Replacing my original upper bound with my new fraction, I now have \frac{1}{3}\approx 0.3333<0.387<0.4=\frac{2}{5}.  Repeat the procedure to get \frac{1+2}{3+5}=\frac{3}{8}=0.375, a new lower bound.  Doing this a few more times leads to

\frac{1}{3}\approx 0.3333<0.387<0.5=\frac{1}{2}
\frac{1}{3}\approx 0.3333<0.387<0.4=\frac{2}{5}=\frac{1+1}{3+2}
\frac{3+2}{8+5}=\frac{5}{13}\approx 0.3846<0.387<0.4=\frac{2}{5}
\frac{5}{13}\approx 0.3846<0.387<0.3888\approx\frac{7}{18}=\frac{5+2}{13+5}

Notice that each time I added the bounding fractions “the wrong way” to get a new fraction between the original bounds, and this new fraction became either my new upper bound or my new lower bound, and then I repeated the algorithm getting ever closer to my target value of 0.387.  Doing this one more time gives \frac{5+7}{13+18}=\frac{12}{31}\approx 0.387096 !  Forget the earlier guess of 1000 at-bats, I now know that a batting average of 0.387 can be accomplished in just 12 hits in 31 at-bats!

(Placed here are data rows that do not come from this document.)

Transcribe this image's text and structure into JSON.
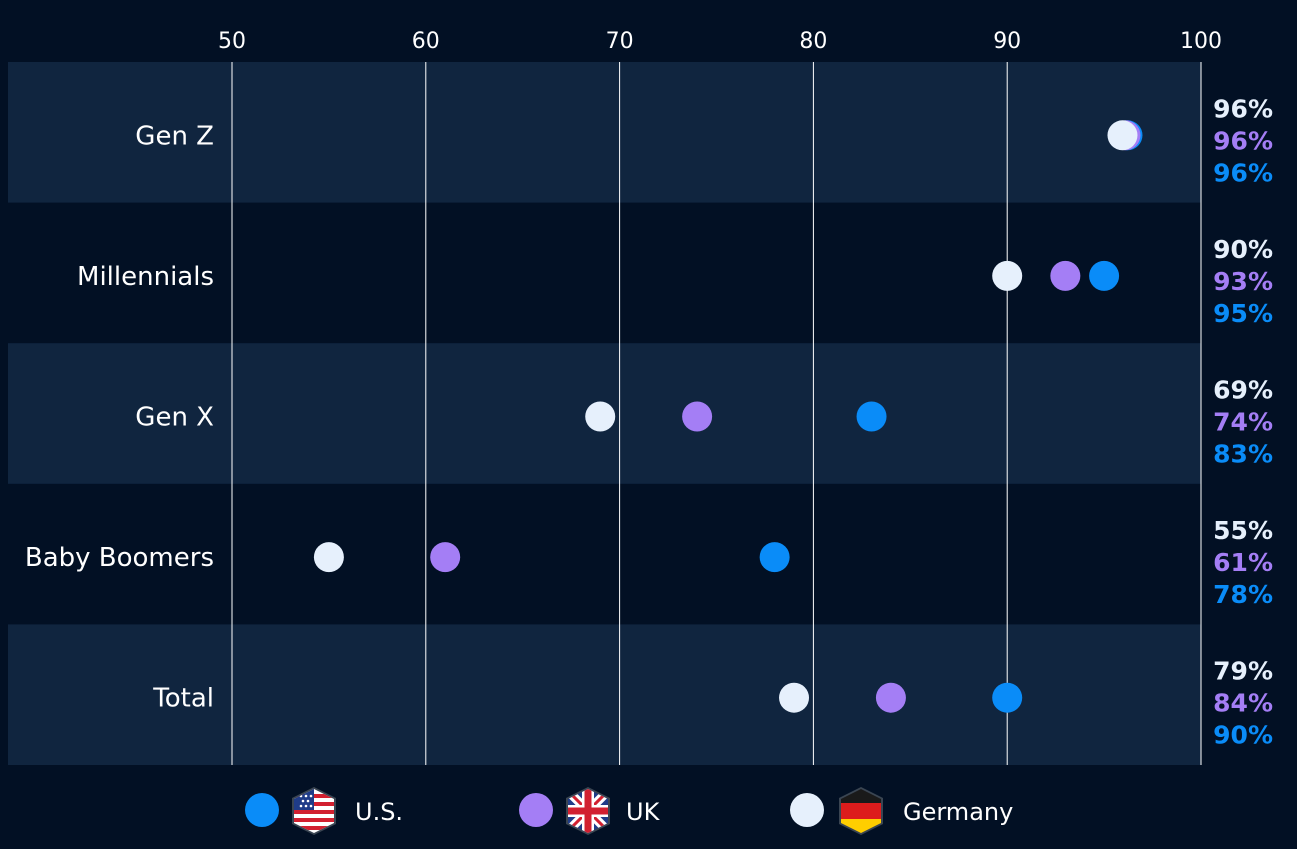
{
  "chart_data": {
    "type": "scatter",
    "title": "",
    "xlabel": "",
    "ylabel": "",
    "xlim": [
      50,
      100
    ],
    "ticks": [
      "50",
      "60",
      "70",
      "80",
      "90",
      "100"
    ],
    "categories": [
      "Gen Z",
      "Millennials",
      "Gen X",
      "Baby Boomers",
      "Total"
    ],
    "series": [
      {
        "name": "U.S.",
        "color": "#0a8cf8",
        "values": [
          96,
          95,
          83,
          78,
          90
        ],
        "labels": [
          "96%",
          "95%",
          "83%",
          "78%",
          "90%"
        ]
      },
      {
        "name": "UK",
        "color": "#a47ef5",
        "values": [
          96,
          93,
          74,
          61,
          84
        ],
        "labels": [
          "96%",
          "93%",
          "74%",
          "61%",
          "84%"
        ]
      },
      {
        "name": "Germany",
        "color": "#e6f0fc",
        "values": [
          96,
          90,
          69,
          55,
          79
        ],
        "labels": [
          "96%",
          "90%",
          "69%",
          "55%",
          "79%"
        ]
      }
    ],
    "legend_position": "bottom"
  },
  "legend": {
    "items": [
      {
        "label": "U.S.",
        "color": "#0a8cf8",
        "flag": "us-flag-icon"
      },
      {
        "label": "UK",
        "color": "#a47ef5",
        "flag": "uk-flag-icon"
      },
      {
        "label": "Germany",
        "color": "#e6f0fc",
        "flag": "germany-flag-icon"
      }
    ]
  },
  "colors": {
    "background": "#021024",
    "band": "#10253f",
    "grid": "#ffffff",
    "text": "#ffffff"
  }
}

There are two absolutely amazing (to me) facts about this particular fraction.

  • \frac{12}{31} is the smallest-denominator fraction whose decimal approximation to three places rounds to 0.387, meaning 31 is the absolute minimum number of at-bats for the original problem.
  • If you continue the procedure, you will get a long sequence of fractions which all round to 0.387, eventually culminating with the fraction \frac{387}{1000}, bringing you all the way back to the original guess.

This procedure always works.  If you’re looking for an interesting math factoid to hook curious individuals from elementary school to adult, this is enough.

From a mathematical perspective, such fractions form a portion of the Farey Series, are called mediants (NOT medians), and are sometimes called freshman sums in reference to the way young ones often try to add fractions the wrong way.  I was reminded again of Farey Series when I read @benvitale‘s ‘blog post on Approximations of Square Root of 2.  He presents these in a different way that I’m certain relies at its core upon Farey series although I haven’t yet taken the time to fully explore it.

From a theoretical perspective, there’s lots here for older students who really want to know how a mediant works.   Given two fractions where \frac{a}{b}< \frac{c}{d}, it’s relatively simple for a student comfortable with algebra and inequalities to show that \frac{a}{b}<\frac{a+c}{b+d}<\frac{c}{d}.  That explains how the procedure above quickly narrows the bounds for the target decimal number.  The hard part, as I recall, is proving that this procedure leads to the smallest-denominator fraction that rounds to the target decimal number.

In my brief research for this post, I also discovered some really interesting paradoxes at the end of the Cut-The-Knot article on mediant fractions.  These are absolutely worth reading if you or someone you know adores mathematical surprises.  Cut-The-Knot is a great site for lots of cool math facts and ideas.